According to Dish, it had agreed to terms for all of Sinclair’s 129 stations in 79 markets across the country. But the station owner insisted that an unnamed cable channel – which it doesn’t own but someday hopes to own – would be included in the mix. When Dish declined to do that, the stations went dark to their subscribers.
Dish and Sinclair had been operating under a mutually agreed-upon extension to their earlier retrans deal since Aug.16.
Dish did not identify what the pay TV channel in question was, but Sinclair has made no secret of its content aspirations. Last year the station group formed its own original content division – Sinclair Original Programing – aimed at creating shows for its MyNetworkTV and The CW-affiliated stations. The company also owns NewsChannel 8, a Washington, D.C. metro area cable news channel that it hoped to expand to other areas and has launched Ring of Honor Wrestling and the American Sports Network, which airs high-school and Division I NCAA college sports contests.

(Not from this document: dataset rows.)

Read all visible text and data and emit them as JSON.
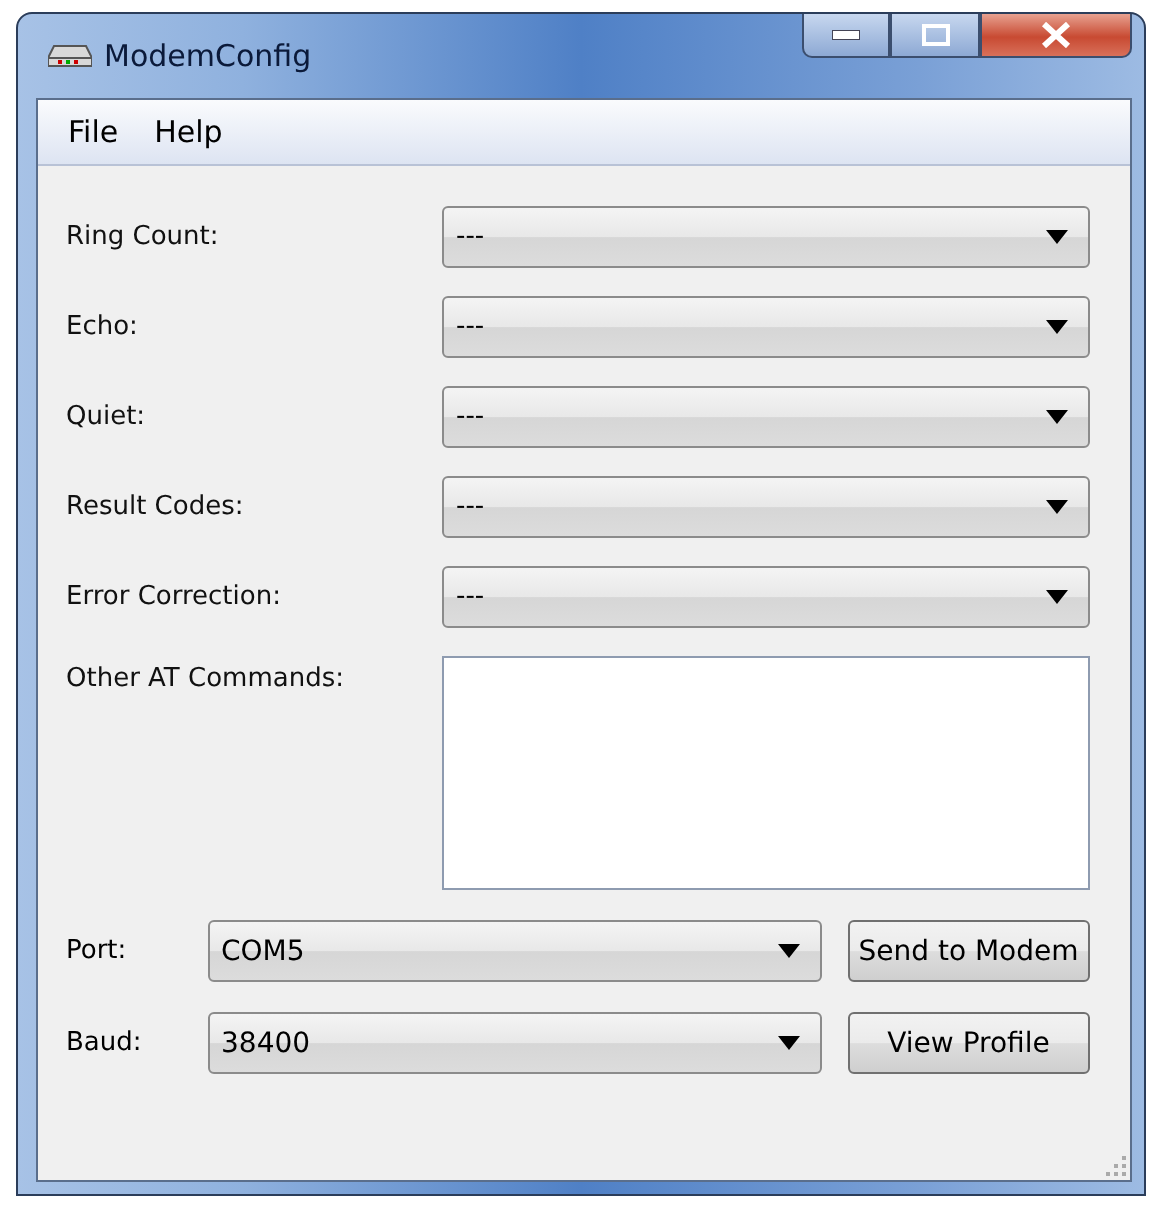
{
  "window": {
    "title": "ModemConfig"
  },
  "menu": [
    "File",
    "Help"
  ],
  "settings": [
    {
      "label": "Ring Count:",
      "value": "---"
    },
    {
      "label": "Echo:",
      "value": "---"
    },
    {
      "label": "Quiet:",
      "value": "---"
    },
    {
      "label": "Result Codes:",
      "value": "---"
    },
    {
      "label": "Error Correction:",
      "value": "---"
    }
  ],
  "other_commands": {
    "label": "Other AT Commands:"
  },
  "connection": [
    {
      "label": "Port:",
      "value": "COM5",
      "button": "Send to Modem"
    },
    {
      "label": "Baud:",
      "value": "38400",
      "button": "View Profile"
    }
  ]
}
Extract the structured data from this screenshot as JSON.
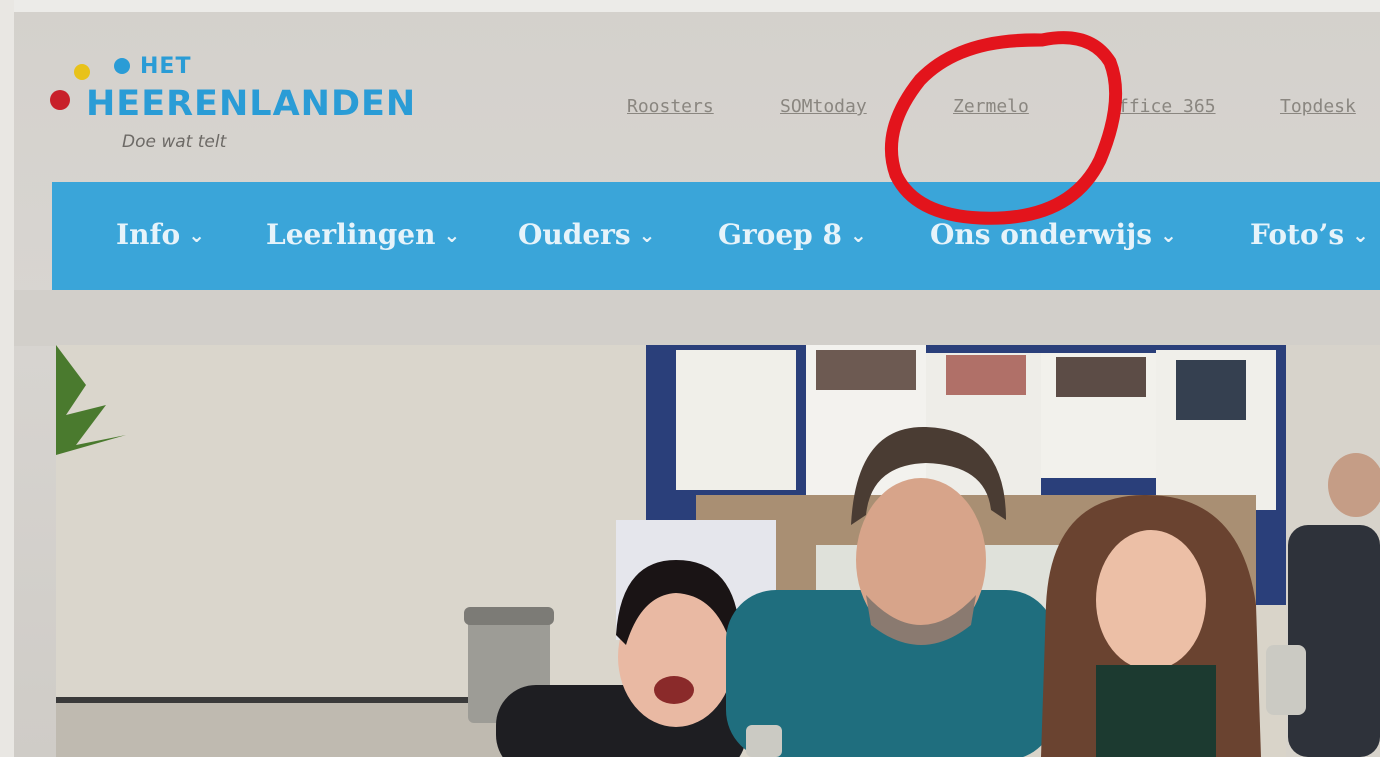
{
  "logo": {
    "het": "HET",
    "name": "HEERENLANDEN",
    "tagline": "Doe wat telt"
  },
  "top_links": [
    {
      "label": "Roosters"
    },
    {
      "label": "SOMtoday"
    },
    {
      "label": "Zermelo"
    },
    {
      "label": "ffice 365"
    },
    {
      "label": "Topdesk"
    }
  ],
  "nav": [
    {
      "label": "Info"
    },
    {
      "label": "Leerlingen"
    },
    {
      "label": "Ouders"
    },
    {
      "label": "Groep 8"
    },
    {
      "label": "Ons onderwijs"
    },
    {
      "label": "Foto’s"
    }
  ],
  "hero": {
    "subject": "photo-three-people-with-trophies"
  },
  "colors": {
    "brand_blue": "#2a9cd6",
    "nav_blue": "#3aa5d9",
    "logo_yellow": "#e8c21a",
    "logo_red": "#c8202a",
    "annotation_red": "#e3141c"
  },
  "icons": {
    "nav_dropdown": "chevron-down-icon"
  }
}
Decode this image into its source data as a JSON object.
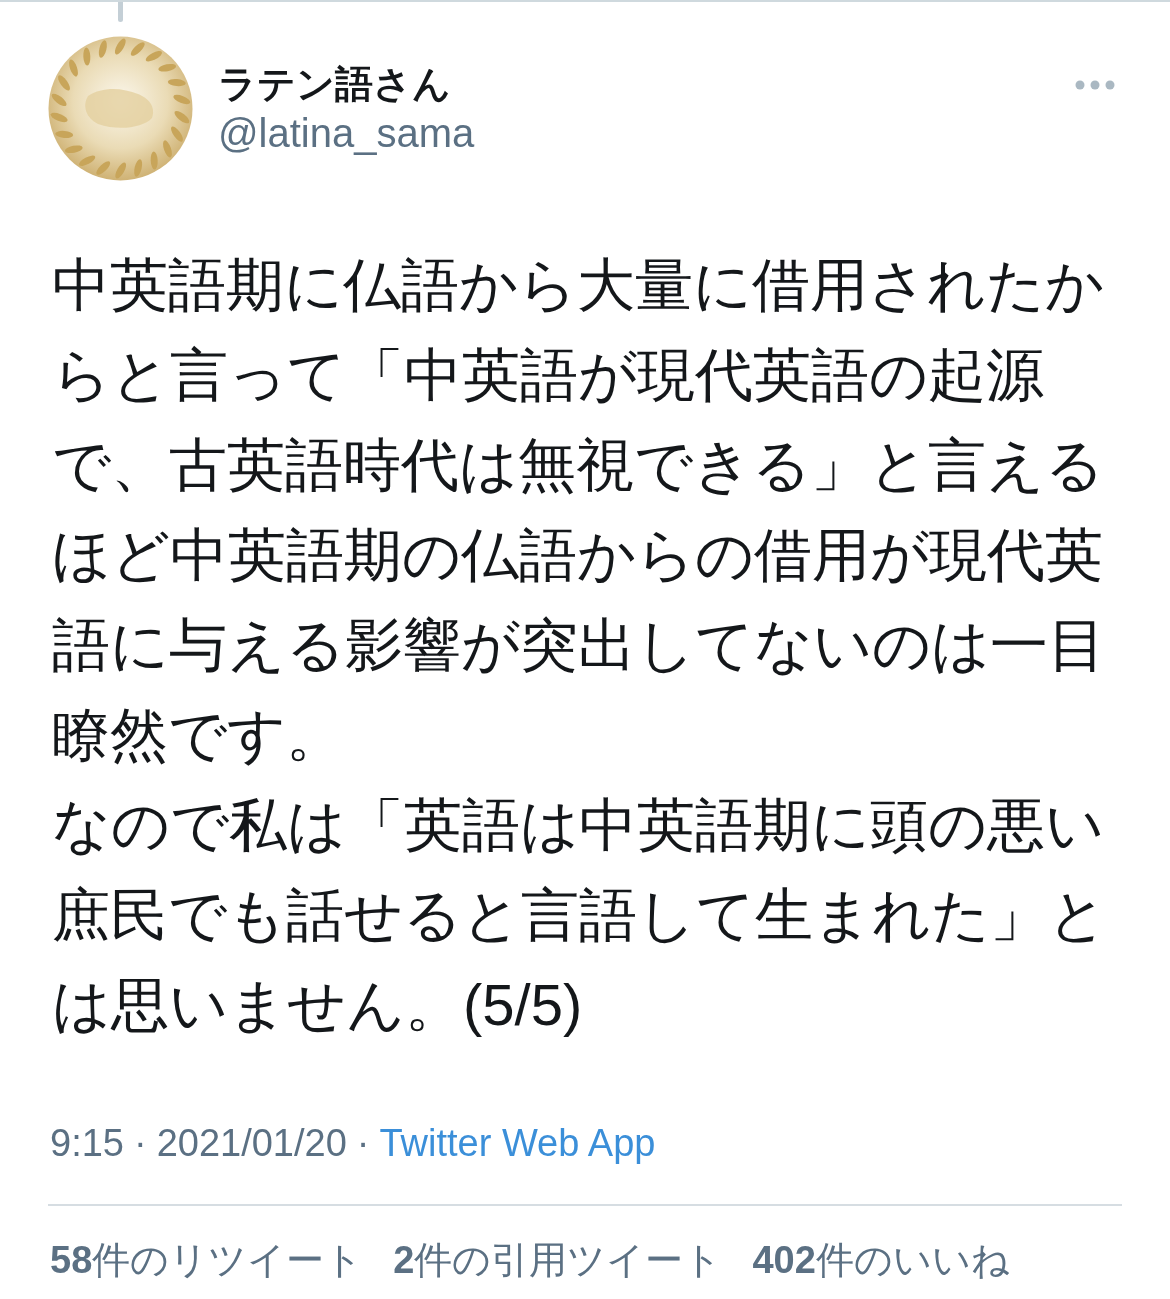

“We have agreed to rates and all terms to carry Sinclair’s local stations,” said Dish senior vice president of programming Warren Schlichting in a statement. “But Sinclair is blacking out 129 local stations in an effort to negotiate a carriage agreement for an unrelated cable channel that it hopes to acquire, but does not own today. Sinclair rejected our extension offer and has chosen to use innocent consumers as pawns to gain leverage for the economic benefit of Sinclair, while causing substantial harm and disruption to the lives of consumers.”
Sinclair general counsel Barry Faber did not return a call for comment, but on its station websites the station group claimed that the dispute is not just about price.
“Although we do not believe it is productive to negotiate its private business relationships in the public, the inability to reach agreement with Dish Network is about more than just money," Sinclair said on its station websites, adding, “We do not know if or when Dish will resume carriage of these stations.”
The blackout, which Dish has called the largest in history, comes about two weeks before the National Football League kicks off its regular season on Sept. 10. Sinclair owns several CBS, Fox, NBC and ABC affiliated stations across the country, the primary broadcasters of NFL games.